Ormai era sera, io ero distrutta, dissi al tassista di accompagnarmi al bar più vicino, nemmeno Zayn e le sue battute erano riusciti a farmi rilassare, avevo bisogno di un drink, non ero solita ad ubriacarmi, e non l’avrei fatto neanche quella sera, ma un drink o due riuscivano sempre a tirarmi su un po’ il morale;
“Perché vuoi andare in un bar? Non vuoi andare a casa?”, “no, ho bisogno di qualcosa di forte, voglio dimenticare tutto…”, il ragazzo mi guardò in maniera strana, ma sembrò capirmi, “Allora vengo con te!”, “No, hai già fatto abbastanza per me stando qui ad ascoltarmi, sei famoso, avrai impegni più importanti che venire con me in un bar…”, “No… in realtà questa sera ho la serata libera…”, “bè perché non la passi con la tua fidanzata?”, lo so, sembrava che lo volevo cacciare, e in un certo era così, volevo stare sola; quando pronunciai fidanzata, però l’espressione di Zayn si fece triste, mi resi conto dopo di aver toccato un tasto doloroso: “io e Perrie ci siamo lasciati da un mese ormai… non sono ancora sicuro di averla superata…”, in quel momento mi resi conto che anche lui aveva bisogno di qualcuno con cui sfogarsi, e io dovevo farlo, lui aveva ascoltato me per un pomeriggio intero.

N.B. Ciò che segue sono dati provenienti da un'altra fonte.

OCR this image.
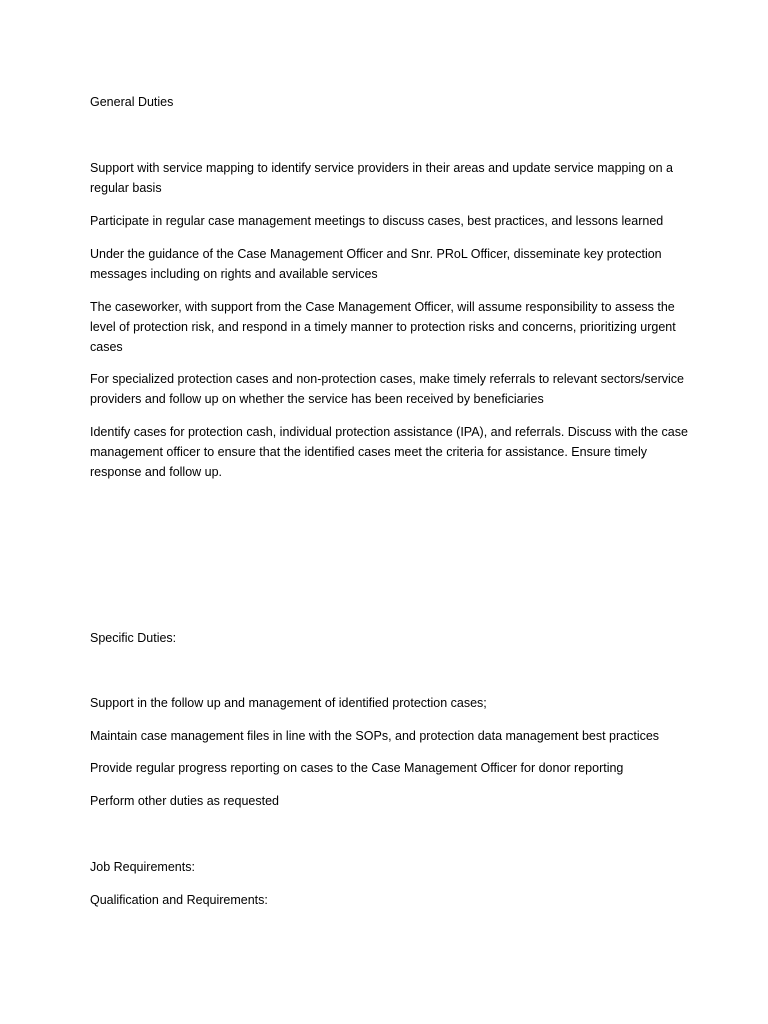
General Duties

Support with service mapping to identify service providers in their areas and update service mapping on a regular basis

Participate in regular case management meetings to discuss cases, best practices, and lessons learned

Under the guidance of the Case Management Officer and Snr. PRoL Officer, disseminate key protection messages including on rights and available services

The caseworker, with support from the Case Management Officer, will assume responsibility to assess the level of protection risk, and respond in a timely manner to protection risks and concerns, prioritizing urgent cases

For specialized protection cases and non-protection cases, make timely referrals to relevant sectors/service providers and follow up on whether the service has been received by beneficiaries

Identify cases for protection cash, individual protection assistance (IPA), and referrals. Discuss with the case management officer to ensure that the identified cases meet the criteria for assistance. Ensure timely response and follow up.

Specific Duties:

Support in the follow up and management of identified protection cases;

Maintain case management files in line with the SOPs, and protection data management best practices

Provide regular progress reporting on cases to the Case Management Officer for donor reporting

Perform other duties as requested

Job Requirements:

Qualification and Requirements:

Scendemmo davanti ad un bar un po’ fuori mano, fuori c’erano vari gruppetti, ma nessuno, per fortuna si accorse di Zayn; ci sedemmo in un tavolo abbastanza appartato, lui si sfogò, mi raccontò di come la sua fidanzata lo aveva tradito con un ragazzo che conosceva fin da piccola, nella sua voce riuscivo a cogliere tutti gli accenni di rimorso che c’erano nel suo animo, rimorso di essersi fidato troppo presto di una ragazza che non conosceva; per un attimo mi ritrovai a pensare che stava rifacendo lo stesso errore con me, ma poi mi dissi che fra noi non c’era niente, quindi non c’era ragione di preoccuparsi.
Quella sera bevvi più del previsto, la mia mente e la mia vista erano appannate, cominciai a fare la cretina, il ragazzo mi guardava divertito: “devo… devo andare in bagno…”, dissi ridendo, mi alzai, per poco non ricaddi sul tavolo, “Non ti lascio andare da sola, ti accompagno prima che fai qualche danno…”, sul suo viso c’era un sorriso abbastanza sincero, non so se era dovuto al fatto che aveva bevuto un po’ anche lui, o veramente stavo riuscendo a tirargli su il morale.
Il bagno era un piccolo locale, un po’ sporco, con due porte per i water e un lavandino; stavo per entrare in una porta quando persi l’equilibrio a causa di un giramento di testa, sentii Zayn che mi sorreggeva, sentii le sue braccia, il suo profumo, ero ubriaca persa, non ero del tutto consapevole di quello che stavo facendo: mi girai, ci fissammo negli occhi, i suoi così scuri, così sicuri, mi sentivo sola, da troppo tempo ero sola, da troppo tempo che non baciavo un ragazzo, da troppo tempo che non facevo una pazzia; senza pensare mi gettai sulle sue labbra, per alcuni secondi quel ragazzo stette fermo ad osservarmi, ma dopo assecondò il mio desiderio, assecondò le mie labbra che insistevano per approfondire il bacio, fece del mio desiderio anche il suo, mi strinse a se, continuò a baciarmi dolcemente, sentii su una guancia una lacrima calda, era sua, era l’ultima lacrima che versava per Perrie, mi fermai un attimo, mettendo a freno tutto il mio essere, ci fissammo negli occhi per un secondo, poi fu lui che mi baciò, stavolta con più desiderio, con più passione, mi spinse sulla parete, poi mi prese in braccio e mi fece sedere sul lavandino, cominciai a togliergli la maglietta, ero completamente fuori di me, ma lui mi fermò, mi fissò: “No… io lo so che non vuoi questo… non sei in te…”, non capivo le sue parole, crollai addosso al suo petto addormentata.